COLUMBUS, Ohio (WCMH)–Franklin County elections officials are working to determine why a “significant number” of voters received the wrong absentee ballots.
According to Ed Leonard, Franklin County Board of Elections Director, a scanner was disabled on what he explained as a “high-speed automated production system.” The scanner is supposed to ensure the ballots are placed in the correct envelopes.
“BlueCrest, our system vendor, was able to confirm that on October 3, at 2:24 p.m., a function of one of those scanners was disabled,” said Leonard. “We are working with the vendor still to determine what caused that setting to be disabled.”

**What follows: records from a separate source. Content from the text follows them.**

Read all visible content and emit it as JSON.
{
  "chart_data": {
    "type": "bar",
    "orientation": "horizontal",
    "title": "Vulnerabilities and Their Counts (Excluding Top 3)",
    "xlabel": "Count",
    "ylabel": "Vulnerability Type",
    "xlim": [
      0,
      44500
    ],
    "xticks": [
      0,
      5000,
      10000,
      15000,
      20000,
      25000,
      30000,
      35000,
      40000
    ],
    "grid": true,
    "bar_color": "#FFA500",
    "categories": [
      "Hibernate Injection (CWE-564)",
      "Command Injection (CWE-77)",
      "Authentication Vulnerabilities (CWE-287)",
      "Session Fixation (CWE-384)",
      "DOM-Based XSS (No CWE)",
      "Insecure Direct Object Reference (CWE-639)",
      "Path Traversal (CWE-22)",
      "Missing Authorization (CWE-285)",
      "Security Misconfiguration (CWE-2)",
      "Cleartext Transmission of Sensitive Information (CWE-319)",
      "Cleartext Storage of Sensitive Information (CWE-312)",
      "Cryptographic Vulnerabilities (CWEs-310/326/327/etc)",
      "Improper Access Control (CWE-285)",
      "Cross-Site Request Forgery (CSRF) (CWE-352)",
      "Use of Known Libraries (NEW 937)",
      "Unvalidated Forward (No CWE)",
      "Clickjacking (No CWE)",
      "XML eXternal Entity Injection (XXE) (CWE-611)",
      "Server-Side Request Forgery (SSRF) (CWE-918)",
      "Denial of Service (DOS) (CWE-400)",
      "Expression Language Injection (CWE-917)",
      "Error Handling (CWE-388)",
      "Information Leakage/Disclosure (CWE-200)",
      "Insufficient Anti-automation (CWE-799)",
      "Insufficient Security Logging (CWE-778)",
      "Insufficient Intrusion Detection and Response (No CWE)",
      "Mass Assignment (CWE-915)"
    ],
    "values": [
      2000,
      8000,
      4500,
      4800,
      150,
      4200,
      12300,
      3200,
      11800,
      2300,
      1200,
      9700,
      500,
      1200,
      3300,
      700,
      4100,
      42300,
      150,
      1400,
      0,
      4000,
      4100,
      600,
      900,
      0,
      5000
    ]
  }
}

Officials are not ruling out the possibility of human-error as a contributing factor to the machine malfunctioning, and they said they believe the situation was not caused by any criminal wrongdoing.

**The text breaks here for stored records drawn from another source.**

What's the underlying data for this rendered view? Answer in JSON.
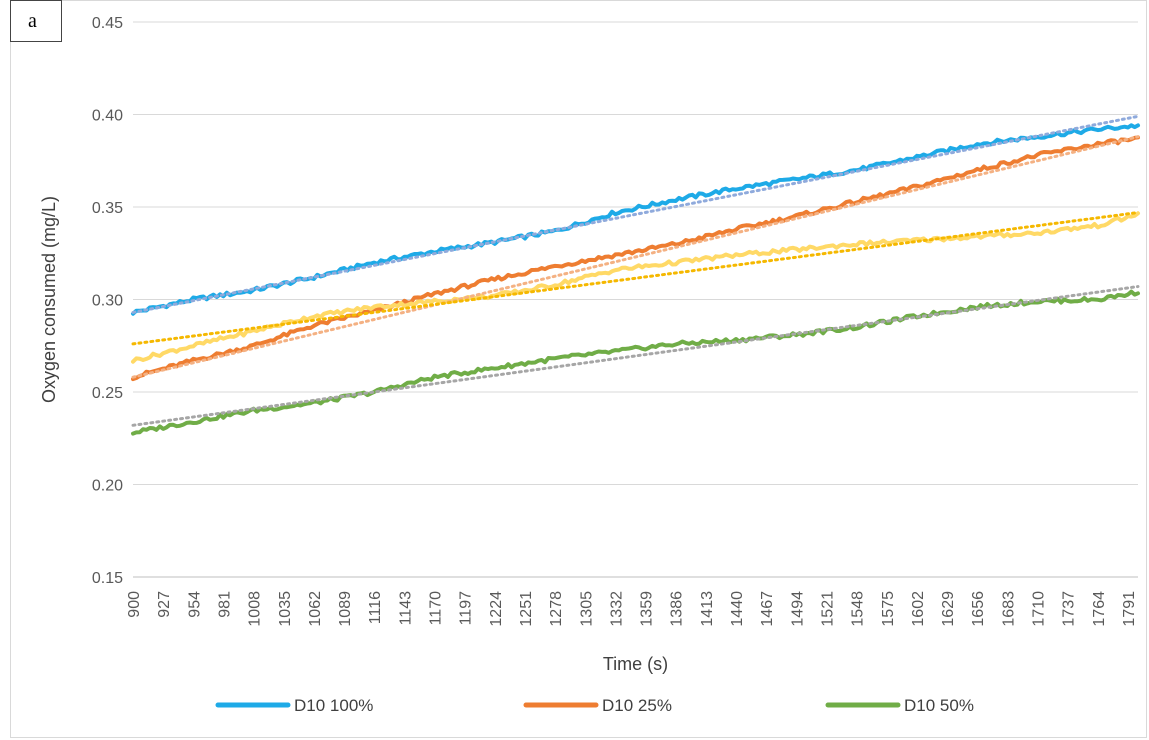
{
  "panel_label": "a",
  "chart_data": {
    "type": "line",
    "title": "",
    "xlabel": "Time (s)",
    "ylabel": "Oxygen consumed (mg/L)",
    "xlim": [
      900,
      1800
    ],
    "ylim": [
      0.15,
      0.45
    ],
    "y_ticks": [
      "0.15",
      "0.20",
      "0.25",
      "0.30",
      "0.35",
      "0.40",
      "0.45"
    ],
    "x_ticks": [
      "900",
      "927",
      "954",
      "981",
      "1008",
      "1035",
      "1062",
      "1089",
      "1116",
      "1143",
      "1170",
      "1197",
      "1224",
      "1251",
      "1278",
      "1305",
      "1332",
      "1359",
      "1386",
      "1413",
      "1440",
      "1467",
      "1494",
      "1521",
      "1548",
      "1575",
      "1602",
      "1629",
      "1656",
      "1683",
      "1710",
      "1737",
      "1764",
      "1791"
    ],
    "grid": "horizontal",
    "legend_position": "bottom",
    "series": [
      {
        "name": "D10 100%",
        "color": "#1EAAE7",
        "in_legend": true,
        "x": [
          900,
          954,
          1008,
          1062,
          1116,
          1170,
          1224,
          1278,
          1332,
          1386,
          1440,
          1494,
          1548,
          1602,
          1656,
          1710,
          1764,
          1800
        ],
        "values": [
          0.293,
          0.3,
          0.305,
          0.312,
          0.32,
          0.326,
          0.331,
          0.337,
          0.347,
          0.354,
          0.36,
          0.365,
          0.37,
          0.377,
          0.384,
          0.388,
          0.392,
          0.394
        ]
      },
      {
        "name": "D10 25%",
        "color": "#EE7D31",
        "in_legend": true,
        "x": [
          900,
          954,
          1008,
          1062,
          1116,
          1170,
          1224,
          1278,
          1332,
          1386,
          1440,
          1494,
          1548,
          1602,
          1656,
          1710,
          1764,
          1800
        ],
        "values": [
          0.258,
          0.267,
          0.275,
          0.286,
          0.294,
          0.303,
          0.311,
          0.318,
          0.324,
          0.33,
          0.338,
          0.345,
          0.353,
          0.361,
          0.37,
          0.378,
          0.384,
          0.387
        ]
      },
      {
        "name": "D10 50%",
        "color": "#70AD47",
        "in_legend": true,
        "x": [
          900,
          954,
          1008,
          1062,
          1116,
          1170,
          1224,
          1278,
          1332,
          1386,
          1440,
          1494,
          1548,
          1602,
          1656,
          1710,
          1764,
          1800
        ],
        "values": [
          0.228,
          0.234,
          0.24,
          0.244,
          0.25,
          0.258,
          0.263,
          0.268,
          0.272,
          0.276,
          0.278,
          0.281,
          0.285,
          0.291,
          0.296,
          0.299,
          0.3,
          0.304
        ]
      },
      {
        "name": "",
        "color": "#FFD966",
        "in_legend": false,
        "x": [
          900,
          954,
          1008,
          1062,
          1116,
          1170,
          1224,
          1278,
          1332,
          1386,
          1440,
          1494,
          1548,
          1602,
          1656,
          1710,
          1764,
          1800
        ],
        "values": [
          0.267,
          0.275,
          0.283,
          0.291,
          0.296,
          0.299,
          0.302,
          0.308,
          0.316,
          0.32,
          0.324,
          0.327,
          0.33,
          0.332,
          0.334,
          0.336,
          0.34,
          0.346
        ]
      }
    ],
    "trendlines": [
      {
        "color": "#8FAADC",
        "start": [
          900,
          0.293
        ],
        "end": [
          1800,
          0.399
        ]
      },
      {
        "color": "#F4B183",
        "start": [
          900,
          0.258
        ],
        "end": [
          1800,
          0.388
        ]
      },
      {
        "color": "#F5B800",
        "start": [
          900,
          0.276
        ],
        "end": [
          1800,
          0.347
        ]
      },
      {
        "color": "#A6A6A6",
        "start": [
          900,
          0.232
        ],
        "end": [
          1800,
          0.307
        ]
      }
    ]
  }
}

“We have no indication or belief that anything nefarious was done,” said David Payne, the Deputy Director of the Board of Elections.
Officials tell NBC4 that the machine is now working properly and safeguards are in place to prevent this from happening again. The board has no plans to put a new machine in place of the current one for future elections.

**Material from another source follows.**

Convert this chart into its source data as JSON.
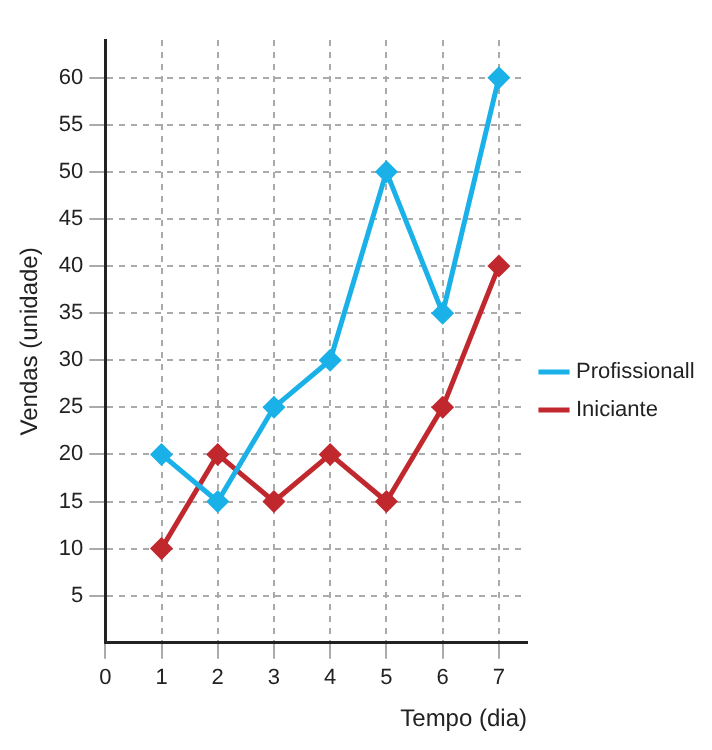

“Right now, we are trying to mitigate the situation,” said Payne. “There will always be after action plans, but right now we are going to make sure that all the voters that received an incorrect ballot receive a replacement ballot.”
The board of elections has yet to disclose how many voters received the wrong ballots, and is working to replace the ones that were mailed incorrectly.
“The board has a process and procedures in place to reissue a replacement ballot to voters that have received an incorrect original ballot,” said Payne.
If a voter does not want to wait for their replacement ballot, they can vote early at the Franklin County Board of Elections but the board told voters on Thursday a new ballot will be coming.
“Let me assure you, no vote will be counted twice and every voter will receive an accurate ballot and that ballot will be counted,” said Ed Leonard, Director, Franklin County Board of Elections.
If a voter would turn in the old ballot and not send in the corrected ballot or vote in person, that ballot will be counted post-election.